Tuesday, December 22, 2009

Santa's reindeer cleared to land in Georgia Christmas Eve

Georgia Agriculture Commissioner Tommy Irvin has granted a special 24-hour permit for nine flying reindeer to visit Georgia on the evening of December 24th and in the early morning hours of December 25th and has received a certification from the applicant that the sleigh and reindeer will be free of any foreign pests or invasive plant species.

The permit application to waive the routine identification and other health requirements was filed this week by a North Pole toymaker who signed the paperwork, “Kris Kringle.” The reindeer named on the permit are: Dasher, Dancer, Prancer, Vixen, Comet, Cupid, Donder, Blitzen and Rudolph.

Identification, laboratory testing, and certificates of veterinary inspection are part of Georgia’s health requirements which assist officials in protecting the health of animals in the state and help prevent the introduction of exotic diseases.

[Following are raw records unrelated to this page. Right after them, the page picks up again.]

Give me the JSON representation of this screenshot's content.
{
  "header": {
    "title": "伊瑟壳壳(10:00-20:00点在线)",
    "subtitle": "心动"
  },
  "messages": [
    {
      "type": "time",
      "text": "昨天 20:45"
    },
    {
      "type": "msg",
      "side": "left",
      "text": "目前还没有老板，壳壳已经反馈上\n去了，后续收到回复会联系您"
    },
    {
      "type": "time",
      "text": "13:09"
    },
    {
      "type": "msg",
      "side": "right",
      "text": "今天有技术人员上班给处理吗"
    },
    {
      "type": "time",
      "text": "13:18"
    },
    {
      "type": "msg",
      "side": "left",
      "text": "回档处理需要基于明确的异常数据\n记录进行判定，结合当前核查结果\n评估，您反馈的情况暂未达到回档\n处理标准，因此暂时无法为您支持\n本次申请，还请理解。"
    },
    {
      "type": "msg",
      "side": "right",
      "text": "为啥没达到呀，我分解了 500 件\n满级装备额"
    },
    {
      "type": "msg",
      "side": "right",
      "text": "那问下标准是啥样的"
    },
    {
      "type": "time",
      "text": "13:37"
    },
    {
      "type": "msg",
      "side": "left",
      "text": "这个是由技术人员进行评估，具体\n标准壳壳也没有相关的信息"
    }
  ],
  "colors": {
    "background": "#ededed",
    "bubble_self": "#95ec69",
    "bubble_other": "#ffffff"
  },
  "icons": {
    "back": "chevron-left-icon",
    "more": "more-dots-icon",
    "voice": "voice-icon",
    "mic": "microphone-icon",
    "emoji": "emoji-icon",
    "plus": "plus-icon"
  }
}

Responding to concerns from prior years that vehicles traveling from other parts of the globe can bring pests and invasive plant species and deposit them upon landing, Kringle submitted documentation for the sleigh and reindeer to be treated with a recently discovered natural repellant at the North Pole. All of the elements of the cosmic dust sprinkled on the animals and sleigh can be gathered while in flight in the stratosphere and reapplied as needed along the way. In the trial tests conducted no pests or invasive plants have been able to attach themselves to any animate or inanimate objects.

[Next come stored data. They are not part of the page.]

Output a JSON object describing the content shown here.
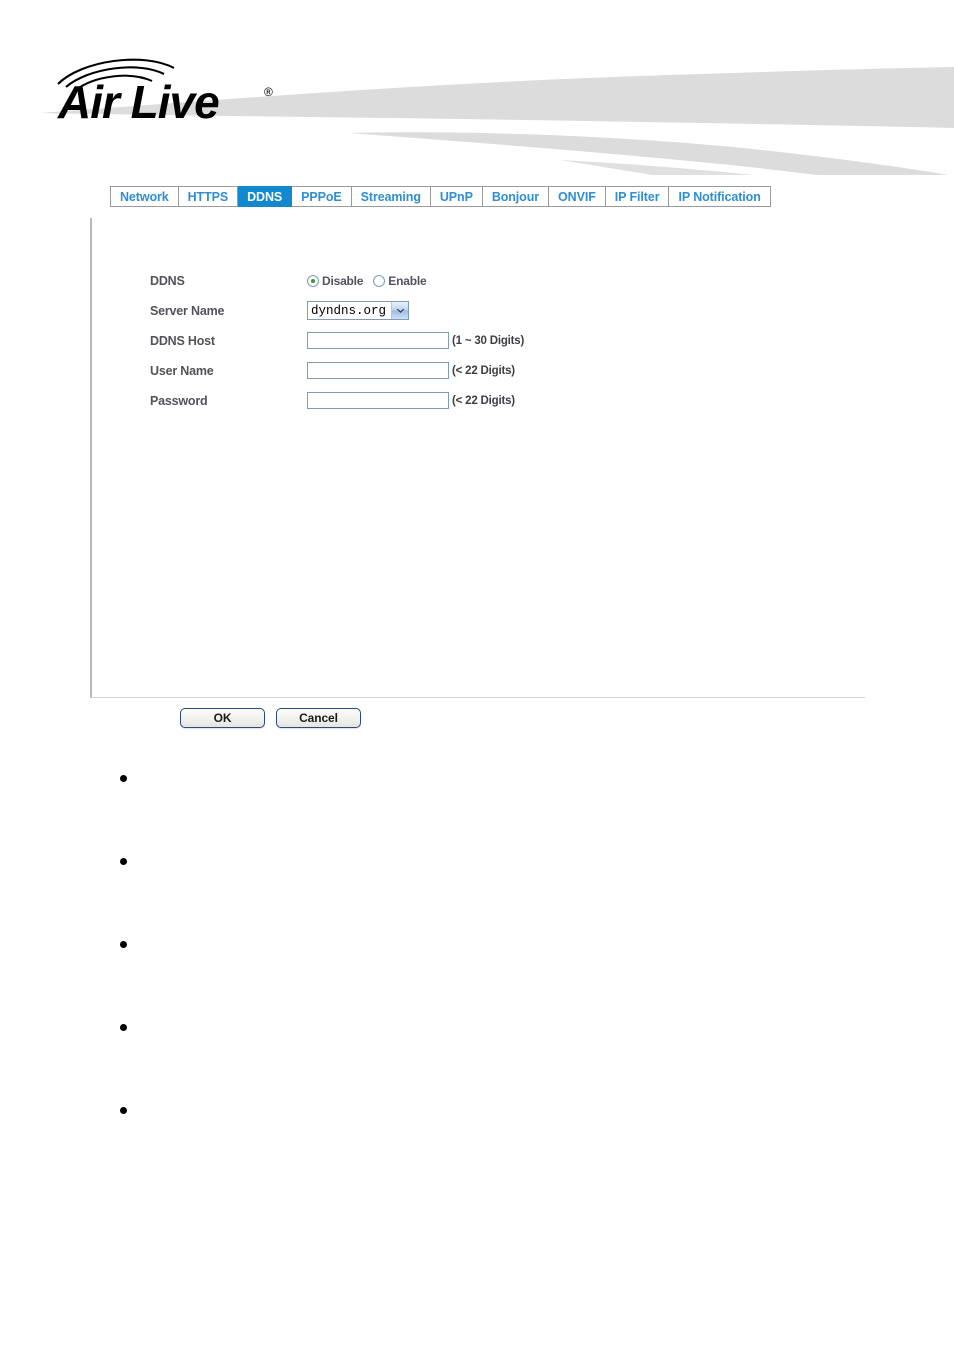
{
  "brand": {
    "logo_text": "Air Live",
    "logo_trademark": "®",
    "logo_icon": "signal-arcs-icon"
  },
  "tabs": [
    {
      "label": "Network",
      "active": false
    },
    {
      "label": "HTTPS",
      "active": false
    },
    {
      "label": "DDNS",
      "active": true
    },
    {
      "label": "PPPoE",
      "active": false
    },
    {
      "label": "Streaming",
      "active": false
    },
    {
      "label": "UPnP",
      "active": false
    },
    {
      "label": "Bonjour",
      "active": false
    },
    {
      "label": "ONVIF",
      "active": false
    },
    {
      "label": "IP Filter",
      "active": false
    },
    {
      "label": "IP Notification",
      "active": false
    }
  ],
  "form": {
    "ddns": {
      "label": "DDNS",
      "options": [
        {
          "label": "Disable",
          "selected": true
        },
        {
          "label": "Enable",
          "selected": false
        }
      ]
    },
    "server_name": {
      "label": "Server Name",
      "value": "dyndns.org",
      "arrow_icon": "chevron-down-icon"
    },
    "ddns_host": {
      "label": "DDNS Host",
      "value": "",
      "placeholder": "",
      "hint": "(1 ~ 30 Digits)"
    },
    "user_name": {
      "label": "User Name",
      "value": "",
      "placeholder": "",
      "hint": "(< 22 Digits)"
    },
    "password": {
      "label": "Password",
      "value": "",
      "placeholder": "",
      "hint": "(< 22 Digits)"
    }
  },
  "actions": {
    "ok_label": "OK",
    "cancel_label": "Cancel"
  },
  "notes": [
    {
      "text": ""
    },
    {
      "text": ""
    },
    {
      "text": ""
    },
    {
      "text": ""
    },
    {
      "text": ""
    }
  ],
  "colors": {
    "tab_text": "#2f8ed6",
    "tab_active_bg": "#1288ce",
    "label_text": "#53535b",
    "radio_selected_dot": "#2e9b2e",
    "swoosh": "#dddddd"
  }
}
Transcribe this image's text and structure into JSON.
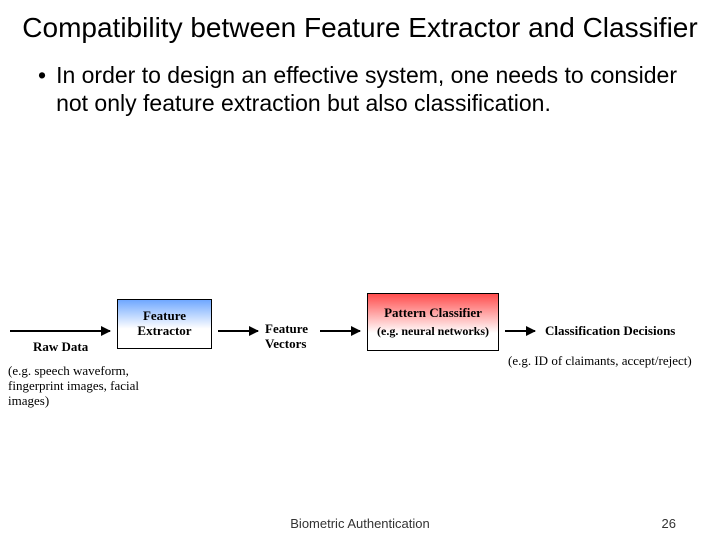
{
  "title": "Compatibility between Feature Extractor and Classifier",
  "bullet": "In order to design an effective system, one needs to consider not only feature extraction but also classification.",
  "diagram": {
    "raw_data_label": "Raw Data",
    "raw_data_sub": "(e.g. speech waveform, fingerprint images, facial images)",
    "feature_extractor_line1": "Feature",
    "feature_extractor_line2": "Extractor",
    "feature_vectors_line1": "Feature",
    "feature_vectors_line2": "Vectors",
    "pattern_classifier": "Pattern Classifier",
    "pattern_classifier_sub": "(e.g. neural networks)",
    "decisions_label": "Classification Decisions",
    "decisions_sub": "(e.g. ID of claimants, accept/reject)"
  },
  "footer": {
    "title": "Biometric Authentication",
    "page": "26"
  }
}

“This is an amazing horticultural breakthrough to protect us from anything that could be harmful to our Georgia crops,” Irvin said. “However, I have been informed that the repellant properties of the substance are activated only when touched by jolly old elves.”

Commissioner Irvin said that he consulted with State Veterinarian Dr. Carter Black and Dr. James Sutton, assistant commissioner plant industry division, on any dangers posed by the brief visit.

“This visit will not violate any of our biosecurity measures to keep out animal diseases,” Irvin. “As it was explained to me, these reindeer will be moving quickly, will only prance and paw on rooftops and will not intermingle with any livestock in Georgia.”

“Usually, few creatures are stirring that night,” Dr. Black added. “Not even a mouse.”

Dr. Sutton said the documentation on the repellant seems to be in order. “I believe that we should trust that his powers activate the substance’s properties to repel pests and invasive plant species. After all, he is St. Nicholas.”

"We are pleased to grant the temporary waiver to Mr. Kringle,” said Commissioner Irvin. “I and the employees of the Georgia Department of Agriculture wish him safe travels as he and his reindeer make deliveries to the good children of Georgia."